İnsan boyu, Satya’daki insan boyunun yarısına indi. İnsan istediklerini Vedik metinlerle artık elde edemeyecek kadar kirlenmişti. Dharma’larını gerçekleştiremiyorlardı. Ruhsal güçleri oldukça azalmıştı. Onlara ihtiyaçlarına ve zayıflıklarına karşı “puranalar” adlı bir metin verildi.

Kali Çağı – En Aşağı Çağ

Günümüz çağıdır. Çaba ve sıkıntı çağı olarak da tanımlanır. Satya dönemindeki ayinler ve çalışmalar çoktan bırakıldı. Bizler bu metinleri uygulayacak öz disiplini çoktan yitiren, duyularına bağlı zayıf yaratıklar haline geldik. Bu yüzden bizim için yeni bir özgürlük metni oluşturuldu. Tantralar!

Tantra Öğretisi ‘nin Esası

“Evren ve evrenin içindeki her şeye, tüm var oluşun tek bir kaynağından yayılan gizli bir enerji ve güç nüfus eder.”

Bu kozmik gücün tezahürlerinin işlev gördüğü “makrokozmos” veya evren insan biçimi tarafından bir “mikrokozmos” olarak tam anlamıyla kopya edilir.

Tantracı da nihai olan Tanrı’yla birleşme çabasındadır. Ve Tanrı’nın “Şakti” tezahürü yani dişil form evreni kontrol eden gizli, asli kuvvetleri içinde barındırır. Bu gizil güç, Kundalini Şakti’dir.

“Ruhu samsaraya (yaratılmış biçimlere) bağlayan zincir de onu kesinlikle esaretten kurtaracak olan da Kundalini Enerjisi”nin açığa çıkmasını sağlayacak olan deneyimler aracılığıyla ve  sadhanayla (düzenli çalışma)’dır.”
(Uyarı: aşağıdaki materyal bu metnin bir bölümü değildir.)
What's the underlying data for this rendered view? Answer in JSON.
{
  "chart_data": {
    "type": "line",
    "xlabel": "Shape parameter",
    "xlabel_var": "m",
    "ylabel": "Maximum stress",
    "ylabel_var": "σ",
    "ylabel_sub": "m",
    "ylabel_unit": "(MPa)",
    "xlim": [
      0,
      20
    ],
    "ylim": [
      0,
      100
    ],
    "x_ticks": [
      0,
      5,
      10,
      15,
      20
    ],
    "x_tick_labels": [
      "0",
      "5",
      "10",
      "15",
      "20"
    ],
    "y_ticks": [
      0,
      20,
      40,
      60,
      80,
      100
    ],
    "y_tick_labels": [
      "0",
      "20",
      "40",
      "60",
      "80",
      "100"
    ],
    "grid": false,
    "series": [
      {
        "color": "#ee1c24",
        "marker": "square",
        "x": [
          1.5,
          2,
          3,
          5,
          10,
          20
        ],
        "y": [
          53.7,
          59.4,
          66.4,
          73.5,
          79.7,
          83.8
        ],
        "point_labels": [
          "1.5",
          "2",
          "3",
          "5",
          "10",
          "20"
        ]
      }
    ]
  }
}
İnsanın Üç Bedeni – Nedensel ve Gizli Beden

Şakta doktrinine göre, üç tür bedenimiz vardır.  Fiziksel beden, nedensel beden ve gizli bedendir. Fiziksel bedenimiz görünen bedenimizdir. Nedensel beden üçü arasında en dayanıklı olan içinde fiziksel ve gizli bedeni de barındırdığı bilinçtir. Gizli beden ise; bilinçsiz veya bilinçdışı denilen zihinle özdeştirilen bedendir. Bu beden fiziksel bedenin kalp atışı, nefes alma, sindirim, boşaltım ve iç salgıları içeren istem dışı işlevleri sürekli olarak çalıştırılan kontrol bedenidir. Bu beden iradesizdir ve her türlü kaynaktan seslerden kokulardan sözcüklerden renklerden gelen sinyallere tepki verir.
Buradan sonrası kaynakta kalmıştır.